Luckily Sir Henry McStopcock, a water company boss is here to provide some reassurance with the top 6 reasons why they simply have to dump their dumps:


1. Too much rain - Britain is known as having quite a dry, humid climate so when it does rain a lot, our little old Victorian sewage system simply can’t cope. For us water companies there is nothing we can do but watch in despair as a frothy mixture of your logs and used sanitary towels make their way into the English Channel.


2. too little rain - Britain is getting hotter and hotter due to climate change and this can result in cracks in pipes in the decrepit old Victorian sewer system that us water companies have sadly inherited, and tried our damnedest to maintain. And when it does rain again, well, as I’ve just clearly explained to you, this is just too much, resulting in a few thousand extra ‘brown trouts’ in the River Avon.


3. Combined Sewer Overflow events - this is a fancy name for us dumping sewage into the sea., so I’m well within my rights to call these ‘a reason’, aren’t I? You’ve probably heard about them as Feargal Sharkey has been a huge pain in the ass campaigning about these - he’s like a floater in our social responsibility whitewashing toilet that just won’t flush away. As he sung in his most famous hit about sewage discharge: ‘A big turd, these days, ain’t hard to find ( a big turd). Huge logs, the lasting kind’.


4. Lorry driver crisis - us water companies have suffered more than any other sector as a result of worker shortages. Without effluent we can’t purify water. Would you prefer dirty water in your domestic water system, or human waste floating around the beaches and rivers you swim in? Neither, you say? Sorry, that’s not an option at the moment. The shit really is hitting the Fens.

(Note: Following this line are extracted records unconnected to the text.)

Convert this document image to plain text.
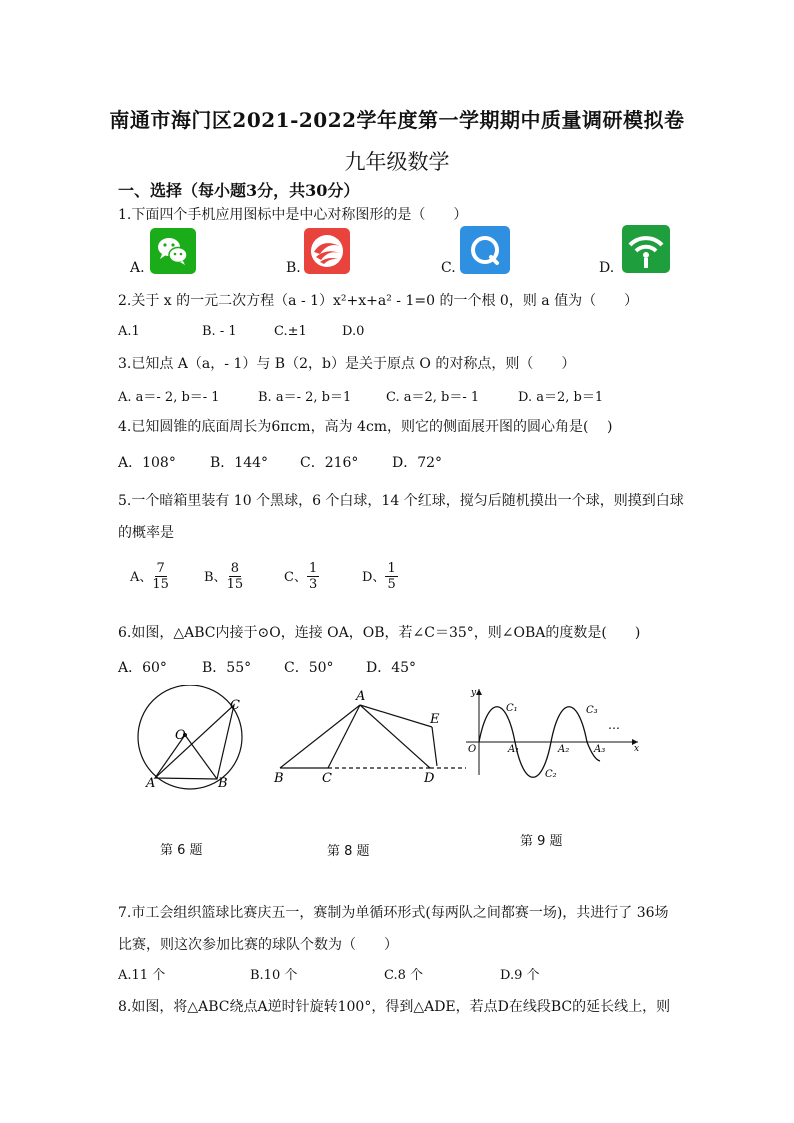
南通市海门区2021-2022学年度第一学期期中质量调研模拟卷
九年级数学
一、选择（每小题3分，共30分）
1.下面四个手机应用图标中是中心对称图形的是（　　）
A.	B.	C.	D.
2.关于 x 的一元二次方程（a - 1）x²+x+a² - 1=0 的一个根 0，则 a 值为（　　）
A.1	B. - 1	C.±1	D.0
3.已知点 A（a，- 1）与 B（2，b）是关于原点 O 的对称点，则（　　）
A. a＝- 2, b＝- 1	B. a＝- 2, b＝1	C. a＝2, b＝- 1	D. a＝2, b＝1
4.已知圆锥的底面周长为6πcm，高为 4cm，则它的侧面展开图的圆心角是(　 )
A．108° B．144° C．216° D．72°
5.一个暗箱里装有 10 个黑球，6 个白球，14 个红球，搅匀后随机摸出一个球，则摸到白球
的概率是
A、 $\frac{7}{15}$	B、 $\frac{8}{15}$	C、 $\frac{1}{3}$	D、 $\frac{1}{5}$
6.如图，△ABC内接于⊙O，连接 OA，OB，若∠C＝35°，则∠OBA的度数是(　　)
A．60°	B．55° C．50° D．45°
C
O
A	B
A
E
B	C	D
y
x
O
C₁
C₂
C₃
A₁	A₂ A₃
…
第 6 题	第 8 题
第 9 题
7.市工会组织篮球比赛庆五一，赛制为单循环形式(每两队之间都赛一场)，共进行了 36场
比赛，则这次参加比赛的球队个数为（　　）
A.11 个	B.10 个	C.8 个	D.9 个
8.如图，将△ABC绕点A逆时针旋转100°，得到△ADE，若点D在线段BC的延长线上，则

5. Fatbergs - You dirty bastards chuck all sorts down your sinks and toilets and expect us poor water companies to deal with it . Did I mention the Victorian sewer and pipe system that we’ve had no time to invest in and develop? You all need to clean up your act.


6. Shareholder dividends - this definitely isn’t a reason why we haven’t invested enough in upgrading infrastructure over many years and why sewage is increasingly being spewed out into seas. What a load of crap.